In a statement attached to the company’s financial results, Masimba chairman Gregory Sebborn said manufacturing contributed US$5,8 million , a figure representing 43% of the group’s turnover compared to US$6,1 million or around 35% of turnover in the same period prior year.

“The increase in manufacturing contribution to group turnover highlights the buoyancy of the unit against a more pronounced slow performance experienced in the construction unit,” he said.
Proplastics, Sebborn said, maintained gross profit margins at 21%.

“Sales to merchants, a recovering irrigation sector and direct civil construction projects, buoyed by housing developments were the key sources of revenue,” Sebborn added.

However, the company’s decision to manage credit risk by putting more customers on cash terms restricted volumes growth.
Exports for the period stood at 6% below group targets of 10%, according to Malunga.

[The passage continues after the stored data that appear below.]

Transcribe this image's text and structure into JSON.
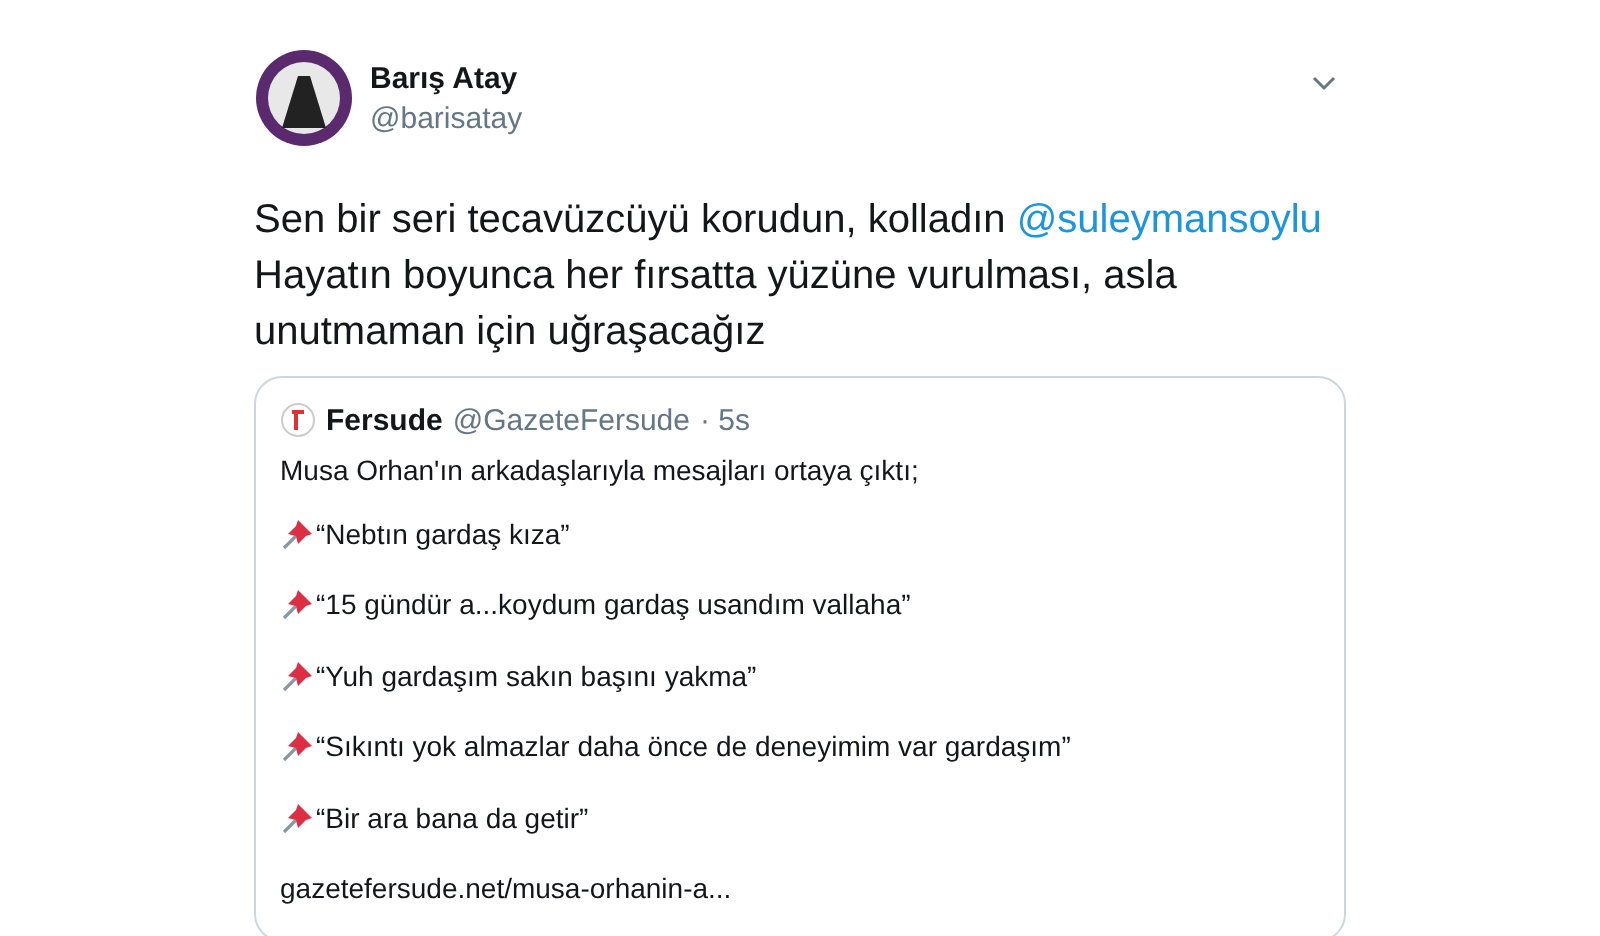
{
  "tweet": {
    "name": "Barış Atay",
    "handle": "@barisatay",
    "body": [
      {
        "kind": "text",
        "text": "Sen bir seri tecavüzcüyü korudun, kolladın "
      },
      {
        "kind": "mention",
        "text": "@suleymansoylu"
      },
      {
        "kind": "text",
        "text": " Hayatın boyunca her fırsatta yüzüne vurulması, asla unutmaman için uğraşacağız"
      }
    ]
  },
  "quote": {
    "name": "Fersude",
    "handle": "@GazeteFersude",
    "time": "· 5s",
    "lines": [
      {
        "kind": "plain",
        "text": "Musa Orhan'ın arkadaşlarıyla mesajları ortaya çıktı;"
      },
      {
        "kind": "pinned",
        "text": "“Nebtın gardaş kıza”"
      },
      {
        "kind": "pinned",
        "text": "“15 gündür a...koydum gardaş usandım vallaha”"
      },
      {
        "kind": "pinned",
        "text": "“Yuh gardaşım sakın başını yakma”"
      },
      {
        "kind": "pinned",
        "text": "“Sıkıntı yok almazlar daha önce de deneyimim var gardaşım”"
      },
      {
        "kind": "pinned",
        "text": "“Bir ara bana da getir”"
      },
      {
        "kind": "plain",
        "text": "gazetefersude.net/musa-orhanin-a..."
      }
    ]
  }
}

Masimba’s contracting revenue for the period fell 32% to US$7,7 million or 57% of gross revenues compared to US$11,4 million 65% of gross revenue prior period.

The drop in contracting revenues was attributable to a slowdown in large scale projects as government lacks funding and is currently struggling to clear its debts.

Malunga said currently, Masimba was owed US$4, million by government after part payment of about US$1 million since January.

The construction order book currently sits at US$41 million comprising US$19 million which is inactive due to funding problems.

Between now and December 2014, the active order book sits at US$8, 6 million.

Contracting gross profits margins improved to 15% from 12% same period in 2013.

During the period under review, the group disposed of low yielding investment properties with a book value of US$470 000 and proceeds applied towards reducing group borrowings which closed the reporting period a US$2,5 million.

Malunga said the remaining book on the property portfolio was US$4,6 million and would be disposed if the company finds the right buyer at the right price.